Craig Boyack is one of those engaging people you just love to have around. He has a blog where he talks about real-life things like pruning peach trees and perusing county fairs for pumpkin beer as well as his fiction writing process. His muses stay in his writing cabin which he welcomes us into from time to time. Most of his muses are characters from his books, which he has for free over the 1st, 2nd and 3rd of December; Wild Concept, Panama, and Arson, respectively. I started with his first published: Wild Concept .
X2 is a prototype robot created by a company that makes automations, but X2 is so much more than the typical robot. With the capacity to have human emotions and life-like qualities, X2 becomes Lisa Burton. Lisa has more compassion and common sense than your average human. Lisa is extraordinary in every way. Both a sci-fi and a crime novel, with her unique capabilities and the understanding she is gaining about human behavior, she is sent to join the local P.D. and sets about with her partner to catch a serial killer.
Lisa is an excellent sleuth, but she is also one of the most colorful and endearing characters you will find in a fiction novel. In her effort to be a capable companion, as well as a top-notch robot, Lisa develops the sort of deep and meaningful friendships meant to last a lifetime, and Bunny makes me want to get a cute little rabbit of my very own.

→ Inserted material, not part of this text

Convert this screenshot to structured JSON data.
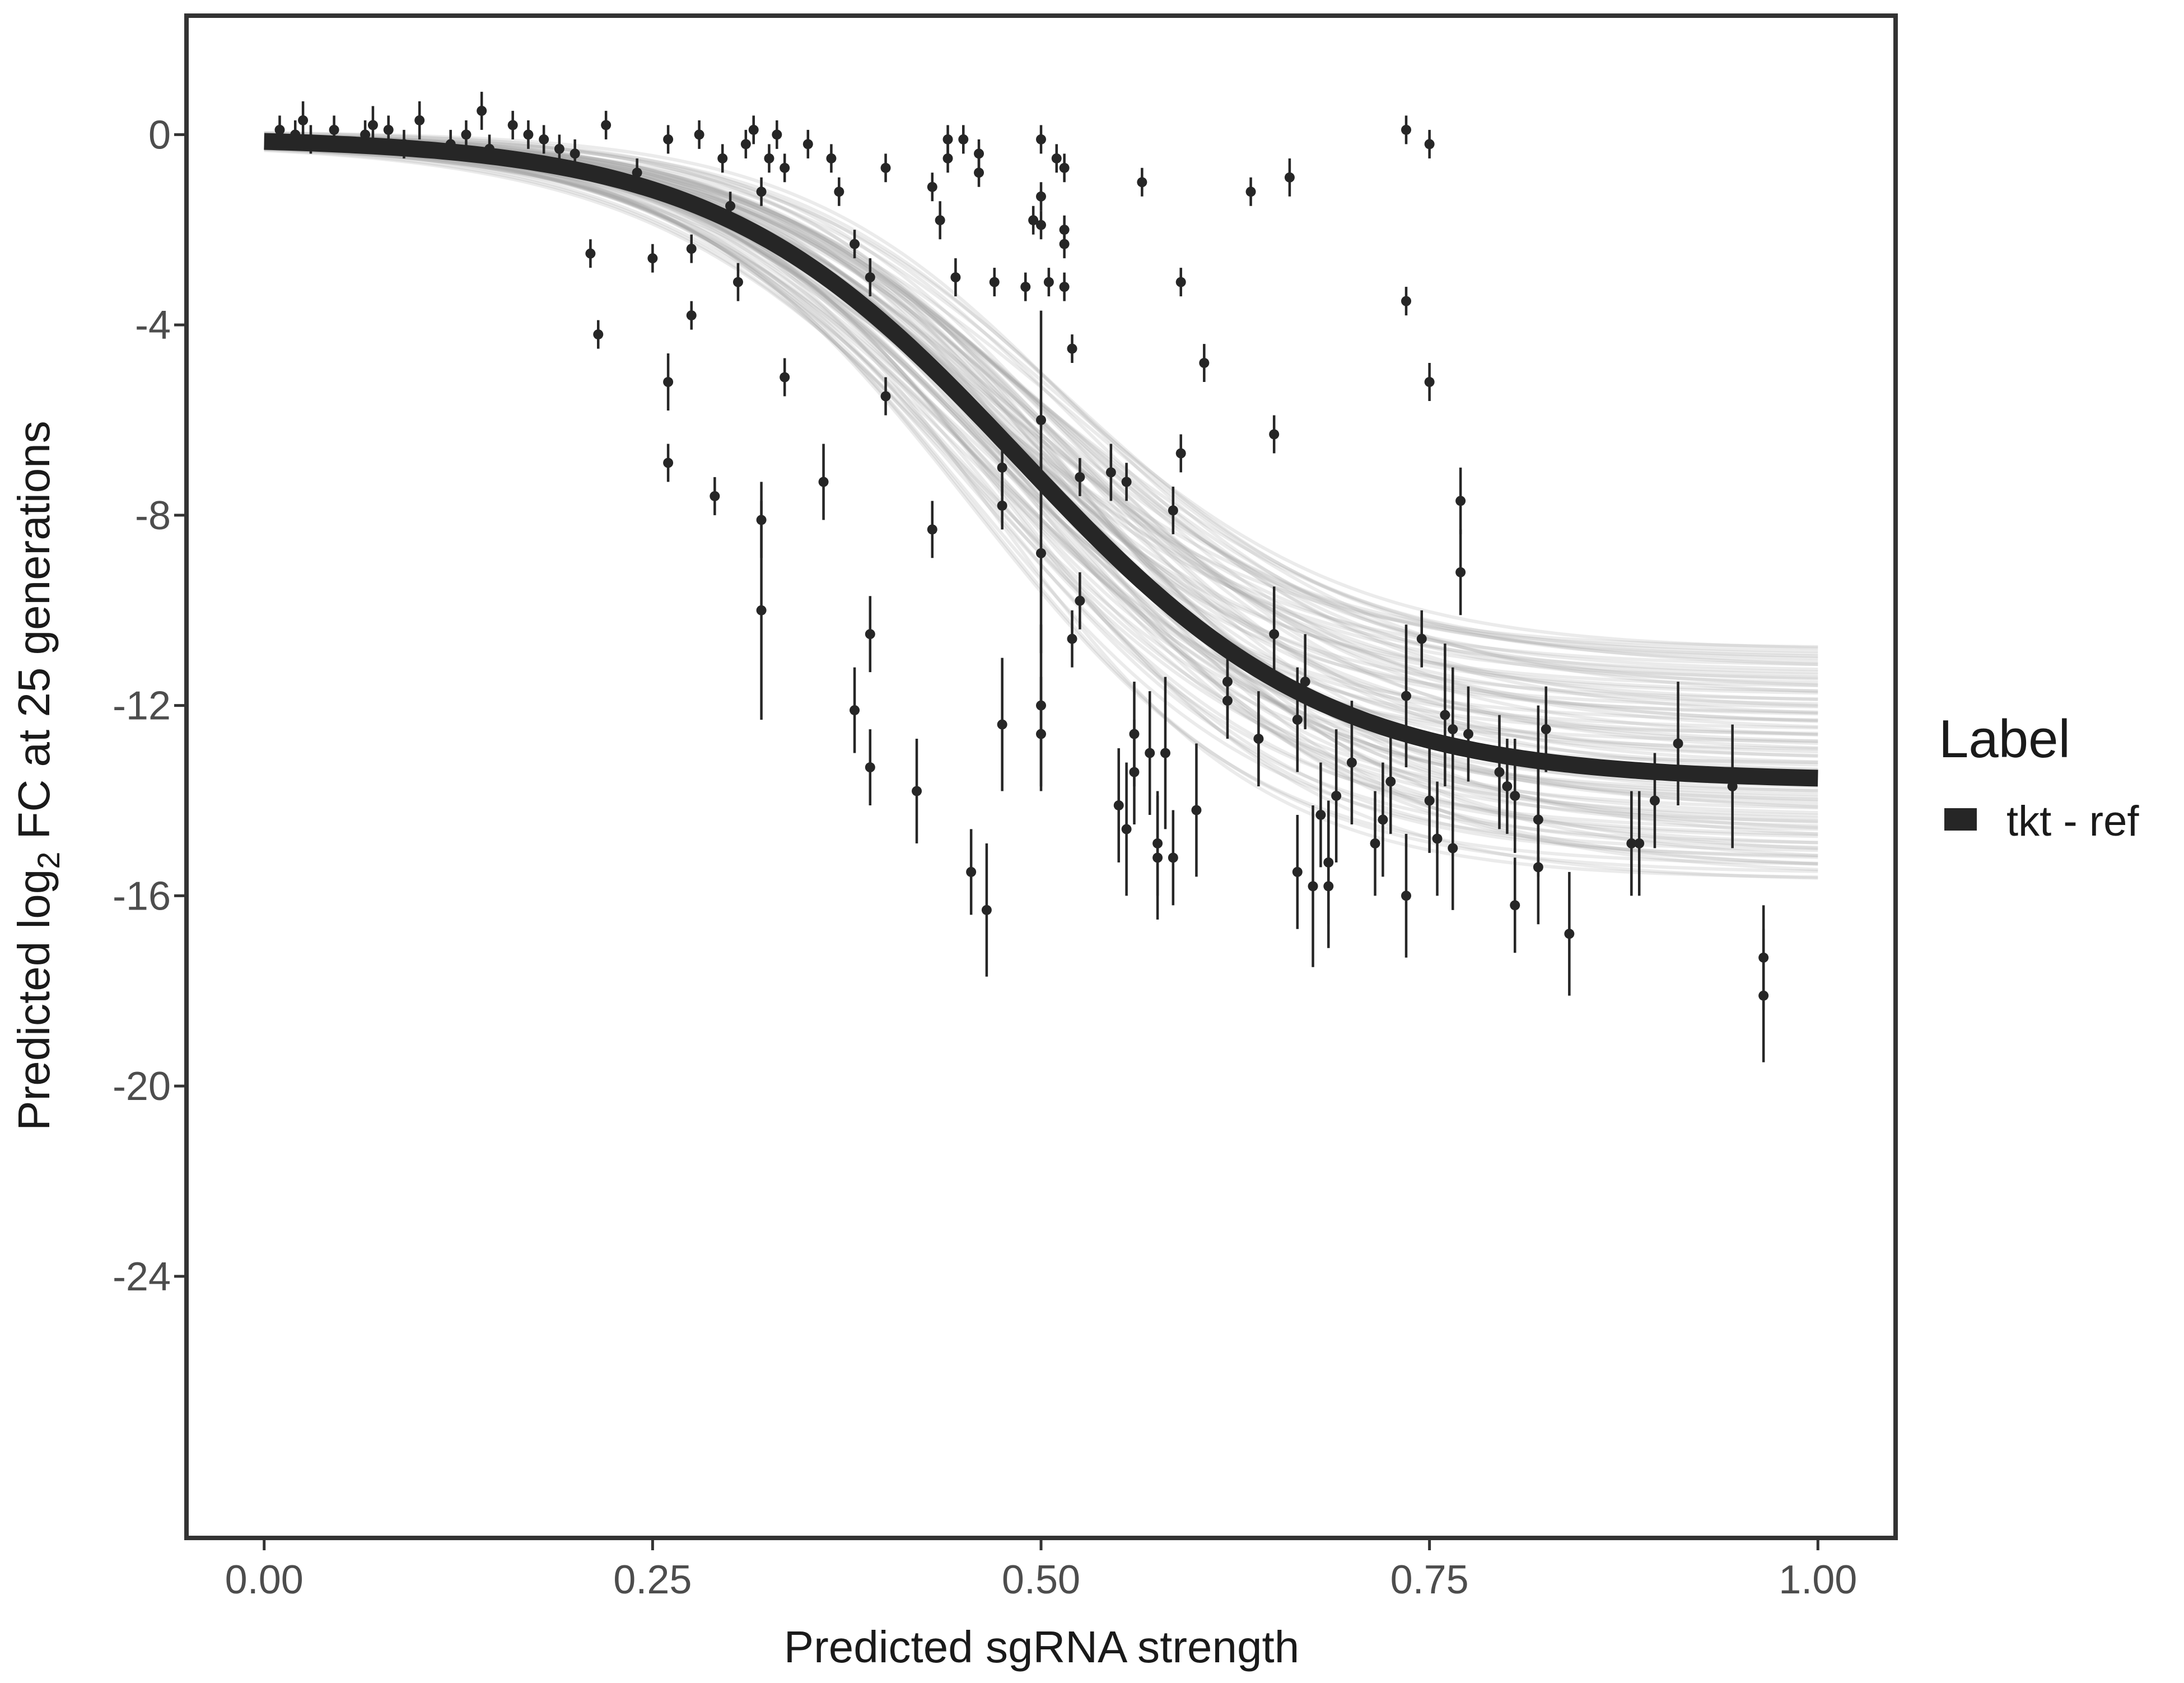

Boyack has a character that has no backstory. There is no history to Lisa Burton, but Boyack takes this thing and breathes a fascinating life into it. Lisa has style, many of them actually, and the fashions she picks for herself echo her adaptive abilities. The supporting characters are as equally well-developed and seem as real as people you would know in real-life, each with their unique personalities and behaviors.
Either Boyack is brilliant or he has done his research…perhaps both, he has Lisa Burton engaged in some complex situations she works diligently to resolve. The novel has a few grammatical errors and a couple of typos, but nothing that impedes the read. The writing is reasonably tight with respect to the story line, but lack of scene breaks make it read more like a stream of consciousness novel style. This was a fun read and exciting adventure. It also offers some room for deep reflection on prejudice and what it means to be different. If you are looking for an entertaining read that will make you think about mankind’s journey beyond the natural, make you smile and make you cry, this is a neat little story to pick up.